My former boss understood my predicament. He saw the big picture and advocated for me, regularly sending me home on Friday afternoons. “Get out of here,” he would say. “It’s not going anywhere and you need to see some sun.” My former boss left the company in September. I learned quickly that he alone had the big picture, despite the fact that he was a couple of rungs below the executives. In his absence it’s been fascinating to watch the void open up and the black hole suck out the life of the company. I never would have believed one person—and a non-executive at that—could have that much impact on the energy and life of a business. It’s been an eye-opening experience.

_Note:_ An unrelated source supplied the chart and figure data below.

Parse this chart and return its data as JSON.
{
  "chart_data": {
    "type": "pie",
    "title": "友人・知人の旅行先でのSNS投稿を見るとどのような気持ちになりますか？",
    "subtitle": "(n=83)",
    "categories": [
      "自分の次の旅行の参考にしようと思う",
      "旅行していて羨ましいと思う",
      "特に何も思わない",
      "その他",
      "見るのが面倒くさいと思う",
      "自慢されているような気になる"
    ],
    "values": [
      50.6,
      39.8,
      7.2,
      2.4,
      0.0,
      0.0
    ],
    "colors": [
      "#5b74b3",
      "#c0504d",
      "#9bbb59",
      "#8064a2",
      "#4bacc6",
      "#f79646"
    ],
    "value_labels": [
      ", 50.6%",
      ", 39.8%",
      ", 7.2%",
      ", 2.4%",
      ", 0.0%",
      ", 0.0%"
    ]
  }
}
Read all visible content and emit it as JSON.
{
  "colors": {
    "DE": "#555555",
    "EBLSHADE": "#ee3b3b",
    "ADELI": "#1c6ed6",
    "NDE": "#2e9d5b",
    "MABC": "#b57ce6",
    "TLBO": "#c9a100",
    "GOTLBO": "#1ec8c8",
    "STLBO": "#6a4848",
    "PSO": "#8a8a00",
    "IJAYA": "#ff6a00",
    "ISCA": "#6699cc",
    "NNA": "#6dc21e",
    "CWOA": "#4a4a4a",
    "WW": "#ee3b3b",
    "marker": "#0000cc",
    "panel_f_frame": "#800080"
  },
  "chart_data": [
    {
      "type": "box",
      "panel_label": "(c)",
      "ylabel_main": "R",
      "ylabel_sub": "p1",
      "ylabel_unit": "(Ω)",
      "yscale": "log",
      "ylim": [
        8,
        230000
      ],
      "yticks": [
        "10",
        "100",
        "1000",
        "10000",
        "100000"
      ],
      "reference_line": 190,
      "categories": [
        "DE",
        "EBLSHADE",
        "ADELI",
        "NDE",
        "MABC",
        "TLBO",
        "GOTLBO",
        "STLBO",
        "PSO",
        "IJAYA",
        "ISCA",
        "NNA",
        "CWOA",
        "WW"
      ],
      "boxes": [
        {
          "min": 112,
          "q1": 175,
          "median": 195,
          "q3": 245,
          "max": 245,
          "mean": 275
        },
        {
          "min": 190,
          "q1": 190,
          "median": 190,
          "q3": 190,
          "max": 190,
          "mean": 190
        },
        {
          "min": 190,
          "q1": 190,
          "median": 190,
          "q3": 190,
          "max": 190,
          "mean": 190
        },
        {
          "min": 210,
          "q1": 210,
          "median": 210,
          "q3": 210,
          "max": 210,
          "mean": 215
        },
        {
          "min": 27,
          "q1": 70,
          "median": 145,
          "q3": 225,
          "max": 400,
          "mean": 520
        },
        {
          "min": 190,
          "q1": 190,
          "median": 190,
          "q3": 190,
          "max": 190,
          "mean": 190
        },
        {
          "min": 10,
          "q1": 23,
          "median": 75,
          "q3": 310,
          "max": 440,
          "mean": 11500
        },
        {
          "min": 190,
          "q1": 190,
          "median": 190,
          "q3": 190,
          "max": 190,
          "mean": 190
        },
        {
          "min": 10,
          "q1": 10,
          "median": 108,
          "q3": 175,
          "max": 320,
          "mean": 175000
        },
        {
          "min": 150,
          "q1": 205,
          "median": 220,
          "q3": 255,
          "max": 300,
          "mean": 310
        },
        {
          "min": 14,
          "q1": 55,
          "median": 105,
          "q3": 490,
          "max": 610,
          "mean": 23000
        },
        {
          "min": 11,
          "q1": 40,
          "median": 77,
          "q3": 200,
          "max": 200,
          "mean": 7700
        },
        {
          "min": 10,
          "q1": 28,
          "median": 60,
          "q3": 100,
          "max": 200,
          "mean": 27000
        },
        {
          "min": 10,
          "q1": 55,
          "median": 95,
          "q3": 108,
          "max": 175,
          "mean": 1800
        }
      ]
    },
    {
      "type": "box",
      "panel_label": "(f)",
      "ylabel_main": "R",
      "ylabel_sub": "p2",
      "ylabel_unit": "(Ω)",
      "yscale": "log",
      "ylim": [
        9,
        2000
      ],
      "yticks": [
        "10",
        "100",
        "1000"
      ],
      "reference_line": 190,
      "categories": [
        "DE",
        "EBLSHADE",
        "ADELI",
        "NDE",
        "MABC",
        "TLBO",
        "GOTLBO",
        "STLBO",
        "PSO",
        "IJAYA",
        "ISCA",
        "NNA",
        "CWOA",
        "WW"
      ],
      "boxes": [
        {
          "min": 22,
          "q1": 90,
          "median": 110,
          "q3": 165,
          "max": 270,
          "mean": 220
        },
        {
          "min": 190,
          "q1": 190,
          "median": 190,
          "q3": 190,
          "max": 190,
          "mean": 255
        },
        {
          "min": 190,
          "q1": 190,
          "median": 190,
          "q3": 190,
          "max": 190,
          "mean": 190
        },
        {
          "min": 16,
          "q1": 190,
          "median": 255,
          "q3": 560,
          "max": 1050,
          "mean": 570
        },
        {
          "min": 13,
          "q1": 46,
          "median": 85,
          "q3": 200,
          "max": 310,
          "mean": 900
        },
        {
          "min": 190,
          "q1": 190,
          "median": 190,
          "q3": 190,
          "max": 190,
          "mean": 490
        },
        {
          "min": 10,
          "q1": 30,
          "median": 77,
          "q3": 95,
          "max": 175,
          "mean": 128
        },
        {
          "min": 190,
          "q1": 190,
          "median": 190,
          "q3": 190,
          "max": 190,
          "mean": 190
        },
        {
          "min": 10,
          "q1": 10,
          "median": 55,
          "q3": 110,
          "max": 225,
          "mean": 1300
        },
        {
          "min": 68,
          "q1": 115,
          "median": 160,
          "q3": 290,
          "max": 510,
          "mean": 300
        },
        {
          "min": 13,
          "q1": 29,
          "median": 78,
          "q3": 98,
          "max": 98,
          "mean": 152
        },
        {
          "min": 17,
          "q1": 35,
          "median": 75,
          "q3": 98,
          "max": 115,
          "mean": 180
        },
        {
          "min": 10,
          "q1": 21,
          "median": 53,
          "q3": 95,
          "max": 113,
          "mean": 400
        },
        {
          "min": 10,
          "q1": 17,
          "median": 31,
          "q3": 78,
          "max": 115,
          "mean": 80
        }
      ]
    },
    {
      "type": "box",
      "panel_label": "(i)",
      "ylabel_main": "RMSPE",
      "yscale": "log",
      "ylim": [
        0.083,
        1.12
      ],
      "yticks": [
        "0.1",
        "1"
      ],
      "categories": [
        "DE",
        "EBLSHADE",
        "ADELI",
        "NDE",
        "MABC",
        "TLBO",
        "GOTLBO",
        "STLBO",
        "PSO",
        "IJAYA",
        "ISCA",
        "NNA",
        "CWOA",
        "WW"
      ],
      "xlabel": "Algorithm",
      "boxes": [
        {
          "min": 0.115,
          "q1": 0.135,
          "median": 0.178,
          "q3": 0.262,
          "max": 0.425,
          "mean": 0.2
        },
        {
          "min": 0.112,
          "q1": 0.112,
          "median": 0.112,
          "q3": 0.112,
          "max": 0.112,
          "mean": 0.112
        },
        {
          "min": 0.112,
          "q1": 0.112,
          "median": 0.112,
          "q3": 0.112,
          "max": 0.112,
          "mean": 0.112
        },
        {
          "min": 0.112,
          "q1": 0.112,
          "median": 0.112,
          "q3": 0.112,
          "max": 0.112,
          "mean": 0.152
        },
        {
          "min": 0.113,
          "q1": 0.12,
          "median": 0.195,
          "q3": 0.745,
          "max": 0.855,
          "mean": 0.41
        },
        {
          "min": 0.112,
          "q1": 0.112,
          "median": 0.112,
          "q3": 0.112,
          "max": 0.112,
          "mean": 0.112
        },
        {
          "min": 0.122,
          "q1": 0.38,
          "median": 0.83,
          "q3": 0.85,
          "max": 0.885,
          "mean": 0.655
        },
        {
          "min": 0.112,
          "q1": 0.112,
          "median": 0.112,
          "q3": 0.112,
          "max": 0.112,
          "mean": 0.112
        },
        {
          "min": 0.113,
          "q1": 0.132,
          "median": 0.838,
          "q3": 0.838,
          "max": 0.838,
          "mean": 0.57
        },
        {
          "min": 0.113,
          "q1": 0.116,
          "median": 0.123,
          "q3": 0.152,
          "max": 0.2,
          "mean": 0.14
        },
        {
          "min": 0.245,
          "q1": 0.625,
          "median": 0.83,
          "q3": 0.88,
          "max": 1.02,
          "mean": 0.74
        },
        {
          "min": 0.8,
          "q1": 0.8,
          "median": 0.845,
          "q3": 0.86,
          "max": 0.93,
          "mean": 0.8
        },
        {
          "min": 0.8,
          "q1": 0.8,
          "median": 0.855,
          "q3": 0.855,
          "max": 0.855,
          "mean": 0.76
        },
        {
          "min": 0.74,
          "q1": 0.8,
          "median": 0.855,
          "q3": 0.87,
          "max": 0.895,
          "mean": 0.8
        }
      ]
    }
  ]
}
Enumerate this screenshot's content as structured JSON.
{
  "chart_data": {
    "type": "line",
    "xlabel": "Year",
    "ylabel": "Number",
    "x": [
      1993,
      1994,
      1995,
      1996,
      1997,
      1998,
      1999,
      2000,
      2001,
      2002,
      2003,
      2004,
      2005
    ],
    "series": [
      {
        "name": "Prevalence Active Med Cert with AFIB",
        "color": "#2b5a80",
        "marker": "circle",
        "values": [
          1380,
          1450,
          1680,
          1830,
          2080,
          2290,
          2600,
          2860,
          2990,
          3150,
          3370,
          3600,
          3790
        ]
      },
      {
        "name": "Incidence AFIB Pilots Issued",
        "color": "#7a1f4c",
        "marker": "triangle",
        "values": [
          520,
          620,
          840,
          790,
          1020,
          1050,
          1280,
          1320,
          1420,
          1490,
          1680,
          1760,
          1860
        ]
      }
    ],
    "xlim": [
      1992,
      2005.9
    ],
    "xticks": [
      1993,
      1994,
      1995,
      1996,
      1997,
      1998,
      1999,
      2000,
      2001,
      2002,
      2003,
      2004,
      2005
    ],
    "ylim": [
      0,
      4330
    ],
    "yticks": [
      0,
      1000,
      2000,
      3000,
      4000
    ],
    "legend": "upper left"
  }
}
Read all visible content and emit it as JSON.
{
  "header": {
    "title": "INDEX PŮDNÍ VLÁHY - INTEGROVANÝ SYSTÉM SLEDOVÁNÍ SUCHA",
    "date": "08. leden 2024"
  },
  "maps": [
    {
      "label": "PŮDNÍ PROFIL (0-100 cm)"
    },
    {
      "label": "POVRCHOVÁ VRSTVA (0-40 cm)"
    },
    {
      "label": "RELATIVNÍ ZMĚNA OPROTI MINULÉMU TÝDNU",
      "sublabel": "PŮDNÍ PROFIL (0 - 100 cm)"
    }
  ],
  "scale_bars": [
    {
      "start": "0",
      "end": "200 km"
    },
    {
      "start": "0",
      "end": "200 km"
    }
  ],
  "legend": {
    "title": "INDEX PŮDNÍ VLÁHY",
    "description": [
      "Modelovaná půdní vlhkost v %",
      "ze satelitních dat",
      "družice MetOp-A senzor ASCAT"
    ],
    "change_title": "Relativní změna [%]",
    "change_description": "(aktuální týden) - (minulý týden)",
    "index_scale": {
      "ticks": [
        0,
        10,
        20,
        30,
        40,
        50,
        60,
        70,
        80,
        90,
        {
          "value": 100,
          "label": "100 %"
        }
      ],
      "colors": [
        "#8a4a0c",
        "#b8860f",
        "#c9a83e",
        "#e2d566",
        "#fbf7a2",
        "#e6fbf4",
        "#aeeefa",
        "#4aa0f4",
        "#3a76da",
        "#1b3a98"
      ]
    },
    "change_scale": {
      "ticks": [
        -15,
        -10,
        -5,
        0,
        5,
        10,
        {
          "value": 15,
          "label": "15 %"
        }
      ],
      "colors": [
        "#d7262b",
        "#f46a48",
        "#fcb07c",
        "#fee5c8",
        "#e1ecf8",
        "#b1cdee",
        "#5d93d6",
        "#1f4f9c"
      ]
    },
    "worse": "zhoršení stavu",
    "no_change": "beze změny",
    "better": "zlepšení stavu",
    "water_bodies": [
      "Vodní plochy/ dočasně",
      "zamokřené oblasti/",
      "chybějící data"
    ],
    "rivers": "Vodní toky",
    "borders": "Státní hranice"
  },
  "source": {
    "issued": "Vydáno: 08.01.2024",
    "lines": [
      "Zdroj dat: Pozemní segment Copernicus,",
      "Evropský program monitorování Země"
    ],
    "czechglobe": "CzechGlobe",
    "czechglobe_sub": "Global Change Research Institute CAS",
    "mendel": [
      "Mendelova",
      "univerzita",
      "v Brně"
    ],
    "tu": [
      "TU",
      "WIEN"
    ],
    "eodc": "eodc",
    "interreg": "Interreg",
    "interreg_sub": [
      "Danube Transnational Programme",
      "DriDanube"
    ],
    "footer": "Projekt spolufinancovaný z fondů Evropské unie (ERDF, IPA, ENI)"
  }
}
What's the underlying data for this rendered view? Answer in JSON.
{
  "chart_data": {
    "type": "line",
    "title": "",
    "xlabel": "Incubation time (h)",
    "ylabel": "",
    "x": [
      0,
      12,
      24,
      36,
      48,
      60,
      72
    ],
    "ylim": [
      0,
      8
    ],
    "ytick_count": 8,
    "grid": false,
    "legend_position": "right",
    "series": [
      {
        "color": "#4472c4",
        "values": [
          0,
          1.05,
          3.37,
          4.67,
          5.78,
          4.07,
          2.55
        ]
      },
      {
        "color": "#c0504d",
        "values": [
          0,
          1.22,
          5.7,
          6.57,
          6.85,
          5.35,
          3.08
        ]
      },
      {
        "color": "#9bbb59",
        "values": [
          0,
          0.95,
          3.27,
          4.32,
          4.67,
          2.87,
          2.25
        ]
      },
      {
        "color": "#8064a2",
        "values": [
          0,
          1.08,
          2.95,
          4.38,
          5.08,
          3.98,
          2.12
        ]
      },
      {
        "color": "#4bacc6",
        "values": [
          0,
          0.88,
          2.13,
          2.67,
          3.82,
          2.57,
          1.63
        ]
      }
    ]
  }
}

When I first joined the company, there was excitement and energy and passion. In the last five months, there’s been a slow degradation of all of that. Now there’s a heavy feeling of resignation, that we’re all stuck there without hope.
A couple of weeks ago one of my coworkers quietly told me she was tempted to bring in a bunch of sage and burn it to cleanse the office of the bad spirits. I’ve been wondering where a person can buy bundles of sage in the middle of winter.
Shortly after my former boss packed up and left, I picked up a job search, looking for a chance to try out an “unknown”. Experts say the economy is improving and there are many jobs. They lie.
With all the disease and deterioration and lack of leadership in the company, it’s hard to find an ounce of hope. I know it’s moments like these when true leaders are created, but I’m afraid they’ve all left.
Similar to an Arab Spring, I think some of us should join together and create a Corporate Spring. We could protest and lobby for a true-eight hour workday, for the flexibility without repercussions to use our earned vacation time, for managers who are advocates with peripheral vision. Wait, didn’t someone do that once before?
I just remembered, I have a sage bush in my back yard. I wonder if I can harvest that in winter.